LAGOS (Reuters) – Facebook will open a “community hub space” in Nigeria next year to encourage software developers and technology entrepreneurs and become the latest technology giant to pursue a training programme in fast-growing Africa.
The U.S. social media company said the centre would host an “incubator programme” to help develop technology start-ups, while it will also train 50,000 Nigerians in digital skills.
Africa’s rapid population growth, falling data costs and heavy adoption of mobile phones rather than PCs is attracting technology companies looking to attract more users.

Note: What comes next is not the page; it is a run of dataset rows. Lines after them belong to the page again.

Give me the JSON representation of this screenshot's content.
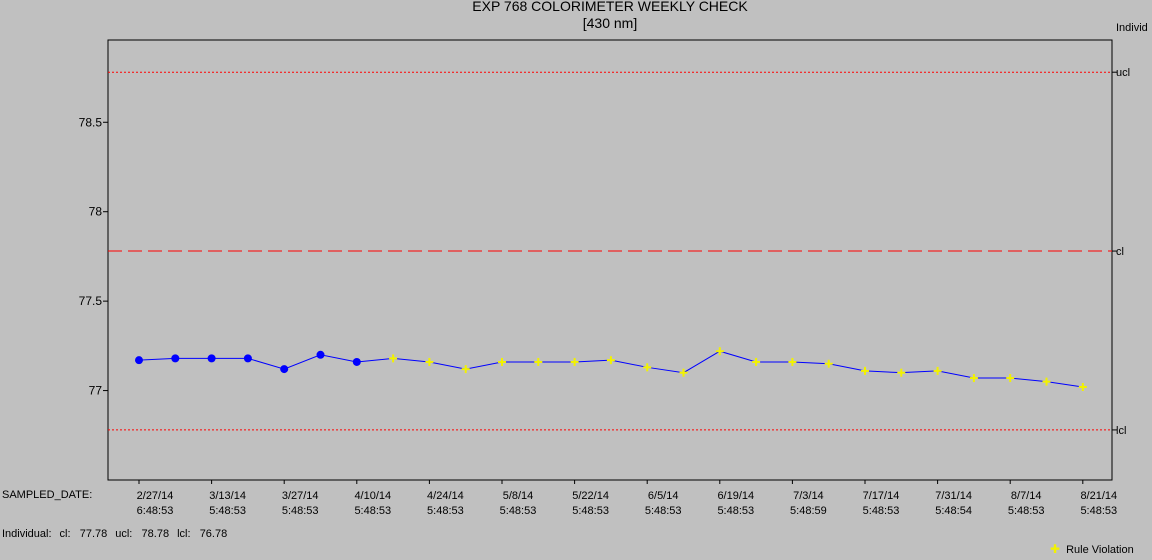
{
  "chart_data": {
    "type": "line",
    "title": "EXP 768 COLORIMETER WEEKLY CHECK",
    "subtitle": "[430 nm]",
    "xlabel": "SAMPLED_DATE:",
    "right_axis_title": "Individ",
    "ylim": [
      76.5,
      78.96
    ],
    "yticks": [
      77,
      77.5,
      78,
      78.5
    ],
    "ytick_labels": [
      "77",
      "77.5",
      "78",
      "78.5"
    ],
    "control_lines": [
      {
        "name": "ucl",
        "value": 78.78,
        "style": "dotted",
        "color": "#ff0000"
      },
      {
        "name": "cl",
        "value": 77.78,
        "style": "dashed",
        "color": "#ff0000"
      },
      {
        "name": "lcl",
        "value": 76.78,
        "style": "dotted",
        "color": "#ff0000"
      }
    ],
    "x_ticks": [
      {
        "index": 0,
        "date": "2/27/14",
        "time": "6:48:53"
      },
      {
        "index": 2,
        "date": "3/13/14",
        "time": "5:48:53"
      },
      {
        "index": 4,
        "date": "3/27/14",
        "time": "5:48:53"
      },
      {
        "index": 6,
        "date": "4/10/14",
        "time": "5:48:53"
      },
      {
        "index": 8,
        "date": "4/24/14",
        "time": "5:48:53"
      },
      {
        "index": 10,
        "date": "5/8/14",
        "time": "5:48:53"
      },
      {
        "index": 12,
        "date": "5/22/14",
        "time": "5:48:53"
      },
      {
        "index": 14,
        "date": "6/5/14",
        "time": "5:48:53"
      },
      {
        "index": 16,
        "date": "6/19/14",
        "time": "5:48:53"
      },
      {
        "index": 18,
        "date": "7/3/14",
        "time": "5:48:59"
      },
      {
        "index": 20,
        "date": "7/17/14",
        "time": "5:48:53"
      },
      {
        "index": 22,
        "date": "7/31/14",
        "time": "5:48:54"
      },
      {
        "index": 24,
        "date": "8/7/14",
        "time": "5:48:53"
      },
      {
        "index": 26,
        "date": "8/21/14",
        "time": "5:48:53"
      }
    ],
    "series": [
      {
        "values": [
          77.17,
          77.18,
          77.18,
          77.18,
          77.12,
          77.2,
          77.16,
          77.18,
          77.16,
          77.12,
          77.16,
          77.16,
          77.16,
          77.17,
          77.13,
          77.1,
          77.22,
          77.16,
          77.16,
          77.15,
          77.11,
          77.1,
          77.11,
          77.07,
          77.07,
          77.05,
          77.02
        ],
        "rule_violation": [
          false,
          false,
          false,
          false,
          false,
          false,
          false,
          true,
          true,
          true,
          true,
          true,
          true,
          true,
          true,
          true,
          true,
          true,
          true,
          true,
          true,
          true,
          true,
          true,
          true,
          true,
          true
        ],
        "line_color": "#0000ff",
        "point_color": "#0000ff",
        "violation_color": "#f2f200"
      }
    ],
    "legend": [
      {
        "label": "Rule Violation",
        "placement": "bottom-right"
      }
    ]
  },
  "footer": {
    "label": "Individual:",
    "cl": "cl:   77.78",
    "ucl": "ucl:   78.78",
    "lcl": "lcl:   76.78"
  }
}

Facebook did not provide details of the period over which its planned training would take place in Nigeria, which is Africa’s most populous country with 180 million inhabitants.
“We understand the important role Facebook plays here in Nigeria with developers and start-ups and are invested in helping these communities,” Emeka Afigbo, its regional head of platform partnership, said in a statement on Wednesday.

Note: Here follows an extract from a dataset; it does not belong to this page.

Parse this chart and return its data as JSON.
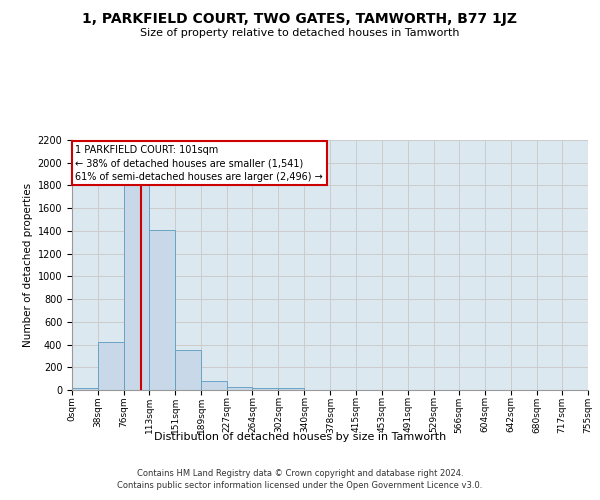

Facebook said the training – aimed at software developers, entrepreneurs and students – would be offered in cities including the capital, Abuja, Port Harcourt in the south, Calabar in the southeast and Kaduna in the north.
Last year Facebook founder Mark Zuckerberg visited technology companies in Lagos and his charitable foundation provided $24 million to Andela, which trains developers.
Google’s chief executive in a July visit to Lagos said the company aimed to train 10 million people across the continent in online skills over the next five years. He also said it hoped to train 100,000 software developers in Nigeria, Kenya and South Africa. [L5N1KH9WQ]
Although Africa may not offer as much opportunity to add consumers as China or India, because large wealth gaps mean that many people in places like Nigeria have little disposable income, Facebook said more than 22 million people already use its social media website every month in Nigeria.
Widespread poverty means mobile adoption tends to favour basic phone models. That, combined with poor telecommunications infrastructure, can mean slow internet speeds and less internet surfing, which tech firms rely on to make money.